Lichtenstein completed his elaborate eight-part series entitled Paintings in 1984. The sequence is a distinctive example of the artist’s tendency to reconcile contrastive themes and styles. The prints take on juxtaposed fictitious picture frames as their central motif.
Lichtenstein cleverly hones the formal intricacy of his compositions, all the while retaining his signature industrial aesthetic. His Paintings combine traditional painterly gestures with the detached manner of commercial imagery. As such, the artworks often waver between the figurative, the minimalist and the abstract. The main objective of the Paintings series is to challenge the notion of artistic originality.
The history and application of brushstrokes has frequently been dissected over the course of Lichtenstein’s career. In his earliest paintings, the artist fully embraced the emotive qualities of brushwork, as he directly mimicked the spontaneity of Abstract Expressionism. He allowed the paint to expand organically across his canvases, noticing how the expression radically counteracted the mechanical aspects of his own style.
Many of Lichtenstein’s limited series engage the brushstroke motif, see his concurrent Seven Apple Woodcuts and subsequent Brushstroke Faces as examples. These striking editions also provide new slants on classical genres, like still lifes, landscapes and portraits.
Lichtenstein’s Paintings showcase both hand-painted and machine-made patterns, manufactured through collage, woodcut, lithograph and screen print. The artist achieves a seamless balance between his carefully selected pastel tones and vibrant primary colours.

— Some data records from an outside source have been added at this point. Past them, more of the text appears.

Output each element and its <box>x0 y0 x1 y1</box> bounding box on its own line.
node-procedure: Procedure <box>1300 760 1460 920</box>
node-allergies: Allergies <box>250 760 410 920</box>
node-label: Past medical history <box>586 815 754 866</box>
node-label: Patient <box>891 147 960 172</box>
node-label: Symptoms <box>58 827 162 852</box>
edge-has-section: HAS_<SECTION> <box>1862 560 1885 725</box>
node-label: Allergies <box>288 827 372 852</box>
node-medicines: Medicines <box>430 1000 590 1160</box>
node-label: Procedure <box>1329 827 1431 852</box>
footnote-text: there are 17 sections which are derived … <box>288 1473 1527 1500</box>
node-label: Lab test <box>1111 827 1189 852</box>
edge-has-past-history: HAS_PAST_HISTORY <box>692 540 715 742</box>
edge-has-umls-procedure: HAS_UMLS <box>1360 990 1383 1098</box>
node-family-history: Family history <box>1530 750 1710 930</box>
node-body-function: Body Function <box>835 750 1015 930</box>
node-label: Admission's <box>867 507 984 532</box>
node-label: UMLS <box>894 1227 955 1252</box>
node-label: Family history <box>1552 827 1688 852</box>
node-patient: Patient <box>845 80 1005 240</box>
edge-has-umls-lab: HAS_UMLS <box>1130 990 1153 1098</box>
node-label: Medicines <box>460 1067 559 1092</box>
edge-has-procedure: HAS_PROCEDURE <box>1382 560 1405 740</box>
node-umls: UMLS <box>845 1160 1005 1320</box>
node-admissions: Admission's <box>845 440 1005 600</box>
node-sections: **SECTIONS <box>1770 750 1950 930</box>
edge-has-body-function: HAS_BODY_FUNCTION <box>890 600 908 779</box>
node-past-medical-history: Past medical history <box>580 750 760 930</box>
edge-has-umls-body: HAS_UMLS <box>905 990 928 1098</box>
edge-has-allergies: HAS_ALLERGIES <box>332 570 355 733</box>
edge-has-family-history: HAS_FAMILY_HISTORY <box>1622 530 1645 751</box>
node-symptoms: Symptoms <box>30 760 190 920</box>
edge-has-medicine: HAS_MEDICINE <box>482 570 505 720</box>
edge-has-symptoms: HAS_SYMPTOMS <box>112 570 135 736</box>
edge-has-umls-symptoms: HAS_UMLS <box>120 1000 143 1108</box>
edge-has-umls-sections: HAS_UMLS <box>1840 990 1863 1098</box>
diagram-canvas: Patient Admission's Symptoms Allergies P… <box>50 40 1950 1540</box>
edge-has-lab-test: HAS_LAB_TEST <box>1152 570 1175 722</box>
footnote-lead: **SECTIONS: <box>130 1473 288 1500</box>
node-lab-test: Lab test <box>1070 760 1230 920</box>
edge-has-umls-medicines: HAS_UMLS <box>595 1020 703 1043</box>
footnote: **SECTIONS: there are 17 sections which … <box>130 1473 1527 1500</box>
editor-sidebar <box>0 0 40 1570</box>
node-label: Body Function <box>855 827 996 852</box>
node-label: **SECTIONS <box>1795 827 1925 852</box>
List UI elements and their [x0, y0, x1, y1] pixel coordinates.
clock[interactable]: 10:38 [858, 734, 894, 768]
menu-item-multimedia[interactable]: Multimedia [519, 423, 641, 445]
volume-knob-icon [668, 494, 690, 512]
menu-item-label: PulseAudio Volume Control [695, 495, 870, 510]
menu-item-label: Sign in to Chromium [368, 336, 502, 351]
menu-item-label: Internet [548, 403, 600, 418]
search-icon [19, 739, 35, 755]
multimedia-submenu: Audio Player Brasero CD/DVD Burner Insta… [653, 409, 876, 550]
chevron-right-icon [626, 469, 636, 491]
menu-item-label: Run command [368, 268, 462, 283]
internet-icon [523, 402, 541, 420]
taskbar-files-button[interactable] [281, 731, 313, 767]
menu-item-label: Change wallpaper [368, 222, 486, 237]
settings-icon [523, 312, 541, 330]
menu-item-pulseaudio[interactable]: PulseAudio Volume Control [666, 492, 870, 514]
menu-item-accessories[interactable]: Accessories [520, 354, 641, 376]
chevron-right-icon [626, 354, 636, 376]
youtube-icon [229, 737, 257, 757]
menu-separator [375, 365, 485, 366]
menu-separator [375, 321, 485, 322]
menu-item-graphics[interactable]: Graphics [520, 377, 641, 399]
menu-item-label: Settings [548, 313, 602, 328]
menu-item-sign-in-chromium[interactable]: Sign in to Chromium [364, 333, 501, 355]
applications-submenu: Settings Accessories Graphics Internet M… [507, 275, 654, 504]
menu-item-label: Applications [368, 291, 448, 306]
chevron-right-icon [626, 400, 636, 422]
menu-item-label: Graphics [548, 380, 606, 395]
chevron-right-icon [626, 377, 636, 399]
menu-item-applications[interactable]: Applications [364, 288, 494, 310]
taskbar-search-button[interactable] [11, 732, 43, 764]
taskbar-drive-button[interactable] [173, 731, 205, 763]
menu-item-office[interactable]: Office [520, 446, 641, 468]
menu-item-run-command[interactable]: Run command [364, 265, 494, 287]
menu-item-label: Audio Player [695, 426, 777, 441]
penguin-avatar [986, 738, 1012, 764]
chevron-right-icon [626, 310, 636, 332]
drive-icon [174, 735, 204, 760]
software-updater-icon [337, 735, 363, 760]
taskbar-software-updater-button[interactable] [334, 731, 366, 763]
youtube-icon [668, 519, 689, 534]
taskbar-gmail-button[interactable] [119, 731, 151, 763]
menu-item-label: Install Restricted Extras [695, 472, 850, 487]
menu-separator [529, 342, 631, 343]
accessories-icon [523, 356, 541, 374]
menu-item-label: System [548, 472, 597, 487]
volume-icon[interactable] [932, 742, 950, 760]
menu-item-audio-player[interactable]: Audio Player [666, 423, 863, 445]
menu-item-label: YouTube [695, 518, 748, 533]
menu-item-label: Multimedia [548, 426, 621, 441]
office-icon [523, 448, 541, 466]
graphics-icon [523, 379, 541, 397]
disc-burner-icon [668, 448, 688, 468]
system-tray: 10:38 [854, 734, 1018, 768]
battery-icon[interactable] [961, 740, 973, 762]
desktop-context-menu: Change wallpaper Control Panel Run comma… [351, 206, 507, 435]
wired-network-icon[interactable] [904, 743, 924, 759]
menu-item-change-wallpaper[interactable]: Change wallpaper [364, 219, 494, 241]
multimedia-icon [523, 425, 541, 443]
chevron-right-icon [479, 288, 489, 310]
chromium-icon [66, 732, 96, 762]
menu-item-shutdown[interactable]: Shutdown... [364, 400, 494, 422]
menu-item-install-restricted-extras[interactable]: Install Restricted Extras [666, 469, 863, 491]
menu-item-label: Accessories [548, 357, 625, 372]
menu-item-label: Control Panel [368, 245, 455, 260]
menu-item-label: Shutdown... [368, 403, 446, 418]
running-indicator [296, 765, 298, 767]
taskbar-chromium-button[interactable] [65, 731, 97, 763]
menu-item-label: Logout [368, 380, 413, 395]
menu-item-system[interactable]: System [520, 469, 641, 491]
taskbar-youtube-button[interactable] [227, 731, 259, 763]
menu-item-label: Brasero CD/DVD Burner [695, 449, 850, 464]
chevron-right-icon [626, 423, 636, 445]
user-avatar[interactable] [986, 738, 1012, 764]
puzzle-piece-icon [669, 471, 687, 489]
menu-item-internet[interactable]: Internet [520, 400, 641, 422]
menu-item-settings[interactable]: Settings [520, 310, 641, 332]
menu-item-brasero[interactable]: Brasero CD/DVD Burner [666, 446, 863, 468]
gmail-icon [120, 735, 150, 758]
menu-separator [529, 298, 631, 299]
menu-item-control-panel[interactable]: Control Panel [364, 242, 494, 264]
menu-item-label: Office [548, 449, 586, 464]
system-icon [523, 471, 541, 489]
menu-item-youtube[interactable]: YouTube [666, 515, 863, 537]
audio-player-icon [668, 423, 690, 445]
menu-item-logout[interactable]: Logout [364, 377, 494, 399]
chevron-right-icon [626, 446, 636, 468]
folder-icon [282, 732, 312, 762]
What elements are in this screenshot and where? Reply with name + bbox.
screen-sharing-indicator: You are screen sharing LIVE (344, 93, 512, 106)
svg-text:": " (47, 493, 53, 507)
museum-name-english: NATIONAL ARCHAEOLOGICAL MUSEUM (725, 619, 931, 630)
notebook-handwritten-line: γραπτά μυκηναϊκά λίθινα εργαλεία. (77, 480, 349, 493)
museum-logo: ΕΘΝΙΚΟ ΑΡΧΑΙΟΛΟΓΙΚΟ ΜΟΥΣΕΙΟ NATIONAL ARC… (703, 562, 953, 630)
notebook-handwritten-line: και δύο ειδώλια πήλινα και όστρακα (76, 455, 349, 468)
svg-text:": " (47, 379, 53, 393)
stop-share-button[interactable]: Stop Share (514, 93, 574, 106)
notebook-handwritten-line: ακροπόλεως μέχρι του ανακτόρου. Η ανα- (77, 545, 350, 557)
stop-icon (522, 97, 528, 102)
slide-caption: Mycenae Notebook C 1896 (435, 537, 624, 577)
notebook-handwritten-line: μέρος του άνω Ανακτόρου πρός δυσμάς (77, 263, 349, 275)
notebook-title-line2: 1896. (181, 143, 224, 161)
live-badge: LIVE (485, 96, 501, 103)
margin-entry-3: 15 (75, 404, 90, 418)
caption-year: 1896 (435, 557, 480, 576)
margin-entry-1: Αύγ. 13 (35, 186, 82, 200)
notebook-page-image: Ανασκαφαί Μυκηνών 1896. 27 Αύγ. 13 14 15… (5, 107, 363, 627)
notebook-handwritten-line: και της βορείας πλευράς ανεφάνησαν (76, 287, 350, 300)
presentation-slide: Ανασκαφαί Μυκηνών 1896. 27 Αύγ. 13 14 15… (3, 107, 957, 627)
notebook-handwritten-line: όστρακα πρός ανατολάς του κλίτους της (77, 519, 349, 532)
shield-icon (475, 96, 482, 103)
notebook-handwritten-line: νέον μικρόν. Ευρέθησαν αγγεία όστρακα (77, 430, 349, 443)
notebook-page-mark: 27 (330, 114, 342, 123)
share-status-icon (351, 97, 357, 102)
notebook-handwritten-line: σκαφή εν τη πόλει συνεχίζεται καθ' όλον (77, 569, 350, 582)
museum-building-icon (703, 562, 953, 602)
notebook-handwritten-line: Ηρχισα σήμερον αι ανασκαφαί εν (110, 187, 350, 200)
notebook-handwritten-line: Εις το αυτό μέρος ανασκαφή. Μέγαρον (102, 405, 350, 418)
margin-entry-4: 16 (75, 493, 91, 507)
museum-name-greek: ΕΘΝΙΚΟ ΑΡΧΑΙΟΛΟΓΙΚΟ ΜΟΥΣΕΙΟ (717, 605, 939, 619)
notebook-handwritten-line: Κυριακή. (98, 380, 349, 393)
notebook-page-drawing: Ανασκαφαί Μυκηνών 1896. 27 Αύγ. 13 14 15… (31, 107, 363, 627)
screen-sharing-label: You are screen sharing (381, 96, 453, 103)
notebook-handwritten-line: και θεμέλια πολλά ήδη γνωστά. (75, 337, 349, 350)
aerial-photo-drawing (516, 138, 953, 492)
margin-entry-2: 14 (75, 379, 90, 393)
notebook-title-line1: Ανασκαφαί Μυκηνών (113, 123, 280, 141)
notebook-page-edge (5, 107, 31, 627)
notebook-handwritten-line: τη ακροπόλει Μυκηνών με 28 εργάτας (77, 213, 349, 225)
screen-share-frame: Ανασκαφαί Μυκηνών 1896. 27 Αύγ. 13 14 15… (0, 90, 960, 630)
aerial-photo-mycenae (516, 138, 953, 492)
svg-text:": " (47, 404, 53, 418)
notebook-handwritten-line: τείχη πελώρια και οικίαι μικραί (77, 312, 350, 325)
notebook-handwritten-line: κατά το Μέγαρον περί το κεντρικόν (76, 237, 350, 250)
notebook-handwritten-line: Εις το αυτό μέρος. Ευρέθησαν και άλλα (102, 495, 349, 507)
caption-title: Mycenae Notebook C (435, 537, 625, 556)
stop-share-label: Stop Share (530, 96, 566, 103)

All brushstroke variations depicted in this series are in themselves stylisations. That being said, Lichtenstein’s abstract expressionist imitations appear more instinctive and integrated. Contrastively, the detached cartoon strokes look like they have been cut out and pasted on. The enclosed intersecting pigments are coupled with borrowed cubist, surrealist and comic book illustrations. The resulting structures are superimposed on simulated wood grain, faux-burlap and slick monochrome stripes. Finally, Lichtenstein uses foil to demarcate the silver and gold frames that envelop his compositions.
Lichtenstein’s thematic comparison unfolds between the autographic tendencies of fine art versus the mainstream characteristics of popular culture. His Paintings investigate the act of putting brush against canvas, as well as the schematic mass-production of images. As such, the irony of these prints is twofold.
Additionally, the sequence also features an extra layer of self-parody, evoked by Lichtenstein’s use of partial cropping. The artist denies the completion of his fictitious canvases, endowing the prints with a concrete material presence. The observer is encouraged to delve into the contents of the adjacent imaginary portraits. However, the spatial ambiguities slowly pull the gaze back to the surface, steering attention toward the object quality of the work.
On the one hand, each print acts as a representation of other paintings. Simultaneously, they also demand to be acknowledged as individual artworks in and of themselves. Lichtenstein’s Paintings series of 1984 not only proves his outstanding talent as a print maker, but also demonstrates his innovative conceptual range.